Witness of the holocaust visits Gr. 11 & 12

In the second week of this academic year, grade 11 and 12 DHPS learners of the DIA branch had the unique opportunity to talk to a witness of the Second World War.
In her meeting with the learners, Ms Marianne Degginger spoke about her life, especially about her experiences in the years from 1939 to 1945. She was born in 1932 of a Jewish mother and is thus half-Jewish - a devastating situation during the National Socialism era, when Jews were persecuted and killed in concentration camps. Ms Degginger recalls that many of her relatives had suddenly stopped visiting, because, as she later learned, they either had fled or were taken to concentration camps. She also remembers that she was often excluded by non-Jewish children, since they were forbidden to play with her. Nevertheless, she remembers a happy childhood, playing in the yard and visiting her aunt.

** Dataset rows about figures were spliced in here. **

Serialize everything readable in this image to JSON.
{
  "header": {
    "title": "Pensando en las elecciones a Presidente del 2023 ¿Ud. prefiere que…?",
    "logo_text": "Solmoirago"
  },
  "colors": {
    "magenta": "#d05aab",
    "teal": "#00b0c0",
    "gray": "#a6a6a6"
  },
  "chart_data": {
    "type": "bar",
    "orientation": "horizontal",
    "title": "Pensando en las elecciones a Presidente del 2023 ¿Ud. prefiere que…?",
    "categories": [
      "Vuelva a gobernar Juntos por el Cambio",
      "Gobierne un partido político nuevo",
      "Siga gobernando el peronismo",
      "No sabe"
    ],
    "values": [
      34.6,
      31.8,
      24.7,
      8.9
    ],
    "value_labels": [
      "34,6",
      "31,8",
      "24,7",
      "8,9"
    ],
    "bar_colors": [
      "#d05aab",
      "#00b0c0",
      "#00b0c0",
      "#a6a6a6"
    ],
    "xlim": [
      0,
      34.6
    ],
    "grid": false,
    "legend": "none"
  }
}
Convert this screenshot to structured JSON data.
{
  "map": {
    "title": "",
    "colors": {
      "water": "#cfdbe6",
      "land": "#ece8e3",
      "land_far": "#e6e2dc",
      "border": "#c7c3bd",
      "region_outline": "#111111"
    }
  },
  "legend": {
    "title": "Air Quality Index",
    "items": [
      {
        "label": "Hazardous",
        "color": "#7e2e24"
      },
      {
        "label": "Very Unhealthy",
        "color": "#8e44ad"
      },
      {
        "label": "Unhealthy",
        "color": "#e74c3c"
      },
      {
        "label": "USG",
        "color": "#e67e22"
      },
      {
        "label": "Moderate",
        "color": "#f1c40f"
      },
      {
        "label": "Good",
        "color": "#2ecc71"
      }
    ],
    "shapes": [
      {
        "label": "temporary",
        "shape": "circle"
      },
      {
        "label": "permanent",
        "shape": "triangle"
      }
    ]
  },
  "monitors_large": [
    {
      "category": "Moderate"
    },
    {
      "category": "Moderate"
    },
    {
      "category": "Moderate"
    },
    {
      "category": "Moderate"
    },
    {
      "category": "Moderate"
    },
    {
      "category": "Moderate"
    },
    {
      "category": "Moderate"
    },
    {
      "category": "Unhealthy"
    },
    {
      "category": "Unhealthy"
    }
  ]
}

She owes these memories in above all to her very happily married parents, her father, who rode his bicycle to work every day and her mother, who took care of her at home. At some point, it was not safe enough in Berlin; they slept in the basement every night to protect themselves from the bombings, but eventually had to leave. They found refuge with a relative in the rural Eibenstock, but her father stayed in Berlin. When the family was reunited after the war, Marianne was 13 years old. Later she learned a trade and became a mother of two children. She is now 86 years old, her spirit is still young as are her stories, which have left a deep impression with the learners.
After the report about her life, which was also written down as a biography ("Marianne"), the learners had the opportunity to ask Ms Degginger questions, which she answered in detail and honestly; questions about guilt, forgiveness and oblivion. This was of course very interesting for the learners and an eye-opener for many when Ms Degginger's replied that learners of today are surely not to blame, but bear the responsibility to ensure that history does not repeat itself again.
“Speechless. Shocked. Touched. It was terrible for me to see how much these circumstances shook peoples’ lives. But I am all the more grateful that we can live in peace.” This is how DIA learner Carissa Esslinger described her feelings when she left the auditorium.

(Lisa Machleidt)

87 years back in history: Marianne Degginger took grade 11 and 12 learners of the DIA branch on a journey through time.
In 1932, Marianne Degginger was born as the first child of a German-Jewish family. Although she was very young during the Holocaust, she can still remember many details. A child always sees the beautiful and positive things in the world, but at the same time, children are very sensitive and attentive when it comes to the people around them. Ms Degginger, for example, can remember the scary nights in the basement during the bomb alert and the changed behaviour of her mother: In the course of time, her mother left the house less and less and her aunt did not visit any more. She also knew at that time that all people arrested by the uniformed, would never come back. From one day to the next, people disappeared from her circle of friends and some family members she suddenly never saw again.
Through other family members from her father's side, Marianne, her little brother and her mother had the opportunity to leave Berlin and hide in a small village in western Germany. Here they had to pretend to be Germans and had to deny their Jewish ancestry.
After the war, the family never talked about these events again. They were suppressed and kept secret.
Marianne Degginger and her family are among the few Jewish survivors who have remained in Germany and have the strength and courage - 87 years later - to take others on this personal and cruel journey of thought.